Alx Oncology narrows first-quarter loss on reduced spending
The biotechnology company reported a GAAP net loss of $17.9 million for the first quarter ended March 31, 2026.
Alx Oncology Holdings (ALXO), the biotechnology company, reported a narrowed first-quarter net loss.
The result followed a period of cost containment and a strategic shift in pipeline prioritization. The company reduced its GAAP net loss to $17.9 million for the quarter ended March 31, 2026, compared to a $30.8 million loss in the same period a year earlier.

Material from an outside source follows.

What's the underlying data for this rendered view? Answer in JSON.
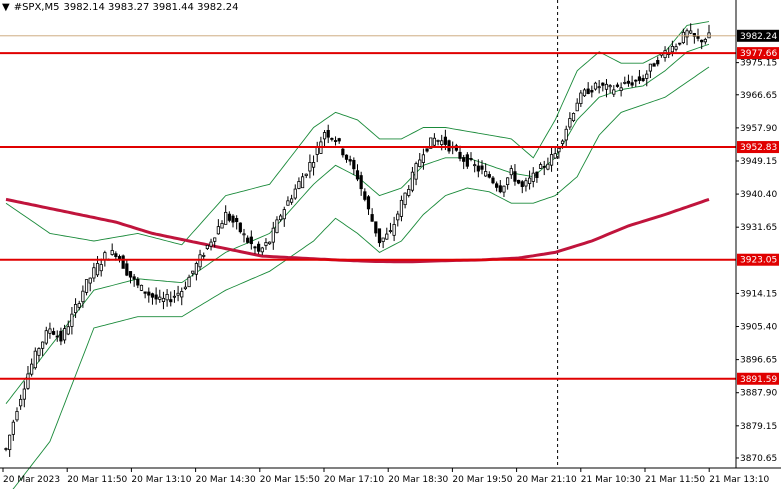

Lower spending drove the improved bottom line. Research and development expenses fell to $13.6 million from $23.9 million in the prior-year period, a decline the company attributed to workforce reductions in early 2025 and changes in clinical development strategy. General and administrative expenses also decreased to $5.4 million from $7.9 million.
Liquidity improved significantly following a capital raise. Cash, cash equivalents, and investments rose to $169.1 million as of March 31, 2026, up from $48.3 million at the end of 2025. The increase followed a $150 million registered equity offering completed in February 2026.
Clinical activity continued across its lead programs. The company expanded planned enrollment for the Phase 2 ASPEN-09-Breast trial from 80 to 120 patients to increase the number of participants whose cancer overexpresses the CD47 biomarker. Meanwhile, the ALX2004 Phase 1 trial progressed to the third dose cohort in January 2026.
Management underwent several changes during the period. The company appointed Jeff Knight as Chief Development and Operating Officer in April 2026. Effective June 30, 2026, Scott Garland succeeded Co-Founder Corey Goodman as Chairman of the Board, and Michael Listgarten was appointed General Counsel.